If the Directory Server is configured with a location, then the pass-through authentication plugin will use that information to determine the order in which the external servers should be accessed. It will first attempt external servers in the same location as the Directory Server, followed by servers in the most preferred failover location, the second-most preferred failover location, and so on. However, the plugin might have used external servers that did not have a location assigned, or that were assigned to a location that is not one of the Directory Server's preferred failover locations. The plugin has been updated to ensure that these servers may be used, albeit with a lower priority than the other servers.


The plugin offered very little information that could help an administrator troubleshoot problems with pass-through authentication processing.

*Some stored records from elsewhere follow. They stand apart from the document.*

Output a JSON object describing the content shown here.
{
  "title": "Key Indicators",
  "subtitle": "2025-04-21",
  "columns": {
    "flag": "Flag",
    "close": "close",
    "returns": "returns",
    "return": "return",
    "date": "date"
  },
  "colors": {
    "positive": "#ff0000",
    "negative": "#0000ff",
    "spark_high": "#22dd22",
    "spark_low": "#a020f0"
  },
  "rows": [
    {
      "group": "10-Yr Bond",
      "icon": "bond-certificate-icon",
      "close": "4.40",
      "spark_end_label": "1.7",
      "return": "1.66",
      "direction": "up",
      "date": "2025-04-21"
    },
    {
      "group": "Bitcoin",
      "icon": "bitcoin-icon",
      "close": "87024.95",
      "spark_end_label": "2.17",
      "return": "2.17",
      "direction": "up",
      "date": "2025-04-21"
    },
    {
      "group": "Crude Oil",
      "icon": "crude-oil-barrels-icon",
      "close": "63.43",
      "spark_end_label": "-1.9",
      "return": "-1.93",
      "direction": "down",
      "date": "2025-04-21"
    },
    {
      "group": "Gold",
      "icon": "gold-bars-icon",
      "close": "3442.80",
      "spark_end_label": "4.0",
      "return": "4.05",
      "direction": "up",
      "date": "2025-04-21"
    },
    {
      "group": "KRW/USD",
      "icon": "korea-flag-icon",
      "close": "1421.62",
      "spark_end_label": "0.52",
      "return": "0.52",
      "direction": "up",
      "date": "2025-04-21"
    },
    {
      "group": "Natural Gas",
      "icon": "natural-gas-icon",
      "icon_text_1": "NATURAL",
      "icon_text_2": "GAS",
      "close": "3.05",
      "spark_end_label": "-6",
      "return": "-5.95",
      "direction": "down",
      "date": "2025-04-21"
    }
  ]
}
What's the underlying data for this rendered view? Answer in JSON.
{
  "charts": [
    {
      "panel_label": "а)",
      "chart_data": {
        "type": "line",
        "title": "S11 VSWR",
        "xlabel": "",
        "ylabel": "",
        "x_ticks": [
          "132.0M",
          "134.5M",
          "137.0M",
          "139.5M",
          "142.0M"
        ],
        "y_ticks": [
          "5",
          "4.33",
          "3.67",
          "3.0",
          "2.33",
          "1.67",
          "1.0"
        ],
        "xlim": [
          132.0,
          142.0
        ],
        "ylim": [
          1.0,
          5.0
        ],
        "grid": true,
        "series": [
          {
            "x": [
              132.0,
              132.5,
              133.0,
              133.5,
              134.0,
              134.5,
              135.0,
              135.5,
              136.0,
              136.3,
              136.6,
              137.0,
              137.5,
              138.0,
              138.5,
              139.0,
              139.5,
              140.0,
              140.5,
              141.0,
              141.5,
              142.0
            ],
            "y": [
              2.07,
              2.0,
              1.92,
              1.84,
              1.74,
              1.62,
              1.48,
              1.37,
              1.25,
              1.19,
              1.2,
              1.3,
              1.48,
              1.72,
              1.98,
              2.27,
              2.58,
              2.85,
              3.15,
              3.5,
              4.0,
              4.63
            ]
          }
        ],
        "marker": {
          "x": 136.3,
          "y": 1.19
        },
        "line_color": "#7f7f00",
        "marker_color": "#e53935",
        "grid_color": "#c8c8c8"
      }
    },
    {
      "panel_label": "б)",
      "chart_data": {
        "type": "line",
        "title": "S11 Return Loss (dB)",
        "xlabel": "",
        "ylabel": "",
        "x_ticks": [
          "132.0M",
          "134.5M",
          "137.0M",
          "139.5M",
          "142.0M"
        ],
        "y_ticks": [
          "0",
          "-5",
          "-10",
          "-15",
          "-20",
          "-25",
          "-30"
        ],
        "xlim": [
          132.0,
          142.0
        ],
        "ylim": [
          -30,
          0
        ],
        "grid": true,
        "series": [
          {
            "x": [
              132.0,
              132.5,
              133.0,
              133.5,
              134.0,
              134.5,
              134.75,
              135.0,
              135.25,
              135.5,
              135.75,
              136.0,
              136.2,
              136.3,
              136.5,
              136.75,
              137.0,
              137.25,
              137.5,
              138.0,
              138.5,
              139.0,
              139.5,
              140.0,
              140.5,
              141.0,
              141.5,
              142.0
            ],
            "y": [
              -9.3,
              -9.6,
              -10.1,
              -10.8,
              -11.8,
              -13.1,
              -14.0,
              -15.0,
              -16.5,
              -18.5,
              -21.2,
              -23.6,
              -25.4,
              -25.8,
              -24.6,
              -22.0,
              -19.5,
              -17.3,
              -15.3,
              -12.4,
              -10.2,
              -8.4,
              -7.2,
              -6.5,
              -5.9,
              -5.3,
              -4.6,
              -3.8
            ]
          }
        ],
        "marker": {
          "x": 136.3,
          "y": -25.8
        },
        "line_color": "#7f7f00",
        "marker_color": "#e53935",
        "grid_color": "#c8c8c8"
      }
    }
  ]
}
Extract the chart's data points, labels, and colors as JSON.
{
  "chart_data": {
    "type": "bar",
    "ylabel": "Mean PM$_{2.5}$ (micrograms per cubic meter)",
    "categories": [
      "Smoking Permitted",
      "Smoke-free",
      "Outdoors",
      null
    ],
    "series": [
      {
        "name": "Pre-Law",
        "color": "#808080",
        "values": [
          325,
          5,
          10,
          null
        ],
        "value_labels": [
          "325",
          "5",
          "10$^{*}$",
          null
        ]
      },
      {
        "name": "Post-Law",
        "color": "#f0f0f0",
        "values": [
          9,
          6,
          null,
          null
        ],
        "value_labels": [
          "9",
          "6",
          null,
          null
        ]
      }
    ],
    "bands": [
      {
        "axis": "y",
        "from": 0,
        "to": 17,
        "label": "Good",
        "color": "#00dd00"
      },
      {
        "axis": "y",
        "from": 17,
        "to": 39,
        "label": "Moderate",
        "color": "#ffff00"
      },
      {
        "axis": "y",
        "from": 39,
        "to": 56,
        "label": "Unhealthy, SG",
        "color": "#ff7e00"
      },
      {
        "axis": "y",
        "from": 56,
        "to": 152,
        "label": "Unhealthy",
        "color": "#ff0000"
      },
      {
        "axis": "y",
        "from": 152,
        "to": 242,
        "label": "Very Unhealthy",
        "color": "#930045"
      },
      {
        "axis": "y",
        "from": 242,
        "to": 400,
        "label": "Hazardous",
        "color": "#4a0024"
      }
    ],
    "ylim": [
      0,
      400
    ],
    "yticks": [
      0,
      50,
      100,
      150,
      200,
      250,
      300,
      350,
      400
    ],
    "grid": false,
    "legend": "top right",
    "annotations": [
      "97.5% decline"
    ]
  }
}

Some types of operations could be investigated by enabling debug logging with an appropriate scope, but no information about the pass-through authentication processing would appear in the Directory Server access log. The plugin has been updated to add information about its processing to the bind operation's access log message, including the ultimate success or failure of the pass-through authentication attempt, the result of user mapping, and whether the local user's password was updated. Further, the plugin now makes more information about its internal processing available through the server's debug logging facility.